На пороге стоял Волдырь. Глаза маслянисто блестели, как у кота, поджидавшего лакомый кусок, длинное, узкое лицо было покрыто багровыми пятнами, видать, он слегка приложился к бутылке.
— Все на месте, олухи царя небесного, — посверкивая глазами, произнёс он, не отходя от двери. — Изволите спать, дерьмо стоптанное. Я из-за вас не сплю, а вы спать, пентюхи царя Ирода.
Пленники молчали, боясь проронить слово. Надо же тому случиться, чтобы на самый их звёздный час дежурным оказался Волдырь. В эту минуту никто не хотел ему перечить, думали лишь об одном, как бы скорее этот кровожадный цербер покинул помещение.

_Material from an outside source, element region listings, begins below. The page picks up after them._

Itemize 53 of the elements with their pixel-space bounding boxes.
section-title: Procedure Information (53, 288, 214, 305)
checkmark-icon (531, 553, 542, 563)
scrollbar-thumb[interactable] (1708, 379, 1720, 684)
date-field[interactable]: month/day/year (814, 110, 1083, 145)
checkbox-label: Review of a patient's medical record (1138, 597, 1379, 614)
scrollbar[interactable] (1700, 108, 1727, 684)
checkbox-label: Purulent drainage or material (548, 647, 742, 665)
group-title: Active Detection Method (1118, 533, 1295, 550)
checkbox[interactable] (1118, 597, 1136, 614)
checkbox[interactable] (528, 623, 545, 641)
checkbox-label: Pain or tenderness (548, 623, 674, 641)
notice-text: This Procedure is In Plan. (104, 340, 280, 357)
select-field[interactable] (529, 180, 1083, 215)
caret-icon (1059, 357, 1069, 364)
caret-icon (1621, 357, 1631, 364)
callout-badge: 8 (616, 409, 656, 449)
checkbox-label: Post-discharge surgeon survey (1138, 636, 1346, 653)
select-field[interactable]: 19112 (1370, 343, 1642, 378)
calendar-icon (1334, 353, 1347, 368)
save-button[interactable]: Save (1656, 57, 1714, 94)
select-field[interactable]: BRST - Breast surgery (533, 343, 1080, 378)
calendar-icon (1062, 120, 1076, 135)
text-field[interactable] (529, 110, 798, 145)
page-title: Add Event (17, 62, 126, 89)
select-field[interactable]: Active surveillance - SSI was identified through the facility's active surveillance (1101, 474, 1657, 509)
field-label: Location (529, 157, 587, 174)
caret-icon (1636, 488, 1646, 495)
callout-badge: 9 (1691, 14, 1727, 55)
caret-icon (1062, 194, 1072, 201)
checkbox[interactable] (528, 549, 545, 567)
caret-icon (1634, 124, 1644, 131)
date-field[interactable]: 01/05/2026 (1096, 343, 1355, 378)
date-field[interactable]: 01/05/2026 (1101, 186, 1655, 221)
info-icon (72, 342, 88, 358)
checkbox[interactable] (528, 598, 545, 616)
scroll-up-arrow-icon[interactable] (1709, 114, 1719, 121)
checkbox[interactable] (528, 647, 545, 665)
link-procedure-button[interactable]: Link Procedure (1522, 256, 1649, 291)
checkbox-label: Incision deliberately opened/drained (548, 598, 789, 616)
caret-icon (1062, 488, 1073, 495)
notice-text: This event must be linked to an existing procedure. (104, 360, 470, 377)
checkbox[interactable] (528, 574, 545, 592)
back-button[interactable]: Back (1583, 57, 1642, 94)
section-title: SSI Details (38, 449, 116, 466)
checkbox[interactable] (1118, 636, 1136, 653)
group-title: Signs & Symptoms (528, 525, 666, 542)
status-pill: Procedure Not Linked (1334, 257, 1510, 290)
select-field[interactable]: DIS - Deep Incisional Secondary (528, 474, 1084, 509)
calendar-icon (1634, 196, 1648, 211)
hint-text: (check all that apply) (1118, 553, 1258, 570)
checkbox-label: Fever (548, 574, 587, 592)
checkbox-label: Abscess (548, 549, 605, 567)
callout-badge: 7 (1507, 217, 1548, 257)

А Волдырь под влиянием винных паров всё больше расходился, поливая пленников отборными ругательствами, вызывая их тем самым на спор, но те молчали, словно в рот воды набрали. Когда ему надоело ругать их, или у него иссяк запас слов, или ему захотелось промочить горло, а может, не слыша ответных слов, которые могли больше накалить его, он пробормотал: «Я вас буду навещать, мухоморы поганые», — и закрыл дверь.
— Ну и подонок, — сказал Сергей, когда охранник скрылся. — И как таких мать земля держит.
— Подвернулась нам его смена, — вздохнул Николай. — Это точно, что он через полчаса заглянет.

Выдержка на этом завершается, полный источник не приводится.